Note générale pour sentir de supplément à l’article du cardinal Dubois.

Un homme de lettres très-connu nous a communiqué un mémoire curieux sur ce cardinal, en nous assurant qu’il le tenait de bonne main. Ce mémoire paraît avoir été écrit du temps même de ce ministre. Il contient quelques traits dignes d’éloge, et plusieurs autres qui ne sont pas aussi honorables à sa mémoire, mais que nous croyons devoir supprimer.

L’abbé Dubois était fils d’un médecin qui avait deux frères ; l’un était apothicaire dans la même ville (selon d’autres, il était fils de l’apothicaire), l’autre a été vicaire-général des camaldules. Il fit ses études à Brives, dans le collège des doctrinaires, jusqu’à sa rhétorique exclusivement.

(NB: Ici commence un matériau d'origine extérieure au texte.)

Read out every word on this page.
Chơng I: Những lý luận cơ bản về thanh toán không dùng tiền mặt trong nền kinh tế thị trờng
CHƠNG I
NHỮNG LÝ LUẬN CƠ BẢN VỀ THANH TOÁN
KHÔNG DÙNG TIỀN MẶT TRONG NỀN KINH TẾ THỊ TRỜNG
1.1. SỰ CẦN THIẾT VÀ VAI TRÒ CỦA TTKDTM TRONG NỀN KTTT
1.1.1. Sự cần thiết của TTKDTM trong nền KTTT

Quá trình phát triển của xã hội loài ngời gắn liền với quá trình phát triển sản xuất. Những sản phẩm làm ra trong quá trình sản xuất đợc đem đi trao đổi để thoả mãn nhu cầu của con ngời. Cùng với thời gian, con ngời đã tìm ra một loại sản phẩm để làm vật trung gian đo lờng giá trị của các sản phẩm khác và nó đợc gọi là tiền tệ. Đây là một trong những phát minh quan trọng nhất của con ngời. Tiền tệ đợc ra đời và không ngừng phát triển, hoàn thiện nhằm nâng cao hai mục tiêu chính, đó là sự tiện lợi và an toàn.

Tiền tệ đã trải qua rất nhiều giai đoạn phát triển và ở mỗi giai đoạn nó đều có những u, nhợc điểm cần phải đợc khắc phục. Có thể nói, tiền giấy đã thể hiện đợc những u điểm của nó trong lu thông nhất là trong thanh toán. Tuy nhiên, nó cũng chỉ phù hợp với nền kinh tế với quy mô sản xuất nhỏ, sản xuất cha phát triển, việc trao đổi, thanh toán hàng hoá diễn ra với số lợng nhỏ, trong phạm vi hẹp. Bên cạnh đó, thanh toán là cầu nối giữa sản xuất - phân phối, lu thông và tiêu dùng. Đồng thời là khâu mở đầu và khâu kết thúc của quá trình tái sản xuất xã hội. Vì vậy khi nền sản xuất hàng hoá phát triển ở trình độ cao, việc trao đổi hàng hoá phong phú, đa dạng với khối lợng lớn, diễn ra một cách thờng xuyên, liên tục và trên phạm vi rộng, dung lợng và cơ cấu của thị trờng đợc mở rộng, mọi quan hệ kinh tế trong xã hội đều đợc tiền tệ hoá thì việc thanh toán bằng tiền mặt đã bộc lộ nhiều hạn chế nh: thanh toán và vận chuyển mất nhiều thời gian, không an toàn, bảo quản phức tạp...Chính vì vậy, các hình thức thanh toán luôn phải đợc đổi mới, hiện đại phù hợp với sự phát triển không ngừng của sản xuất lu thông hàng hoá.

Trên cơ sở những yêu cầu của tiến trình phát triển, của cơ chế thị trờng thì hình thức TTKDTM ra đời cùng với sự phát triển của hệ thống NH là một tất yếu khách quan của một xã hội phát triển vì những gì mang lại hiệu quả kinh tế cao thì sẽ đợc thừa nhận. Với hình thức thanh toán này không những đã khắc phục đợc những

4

On donna dans ce collège la représentation d’une pièce de théâtre, mêlée de danses. Le jeune écolier était acteur dans la pièce et dans le ballet ; un de ceux qui dansaient avec lui ayant manqué à la figure, l’abbé Dubois s’emporta jusqu’à lui donner quelques coups de pied en présence de toute l’assemblée, qui augura avantageusement de sa vivacité. On aurait pu tirer de cette action violente, une conclusion moins favorable pour l’avenir ; elle eût été confirmée par un autre acte de violence du jeune écolier. Dans une petite partie de chasse avec un de ses amis, âgé comme lui à peu près de dix à onze ans, ils prirent querelle ; ils avaient chacun un petit fusil ; l’abbé Dubois le coucha en joue, et sans l’extrême modération de son camarade, il serait arrivé malheur.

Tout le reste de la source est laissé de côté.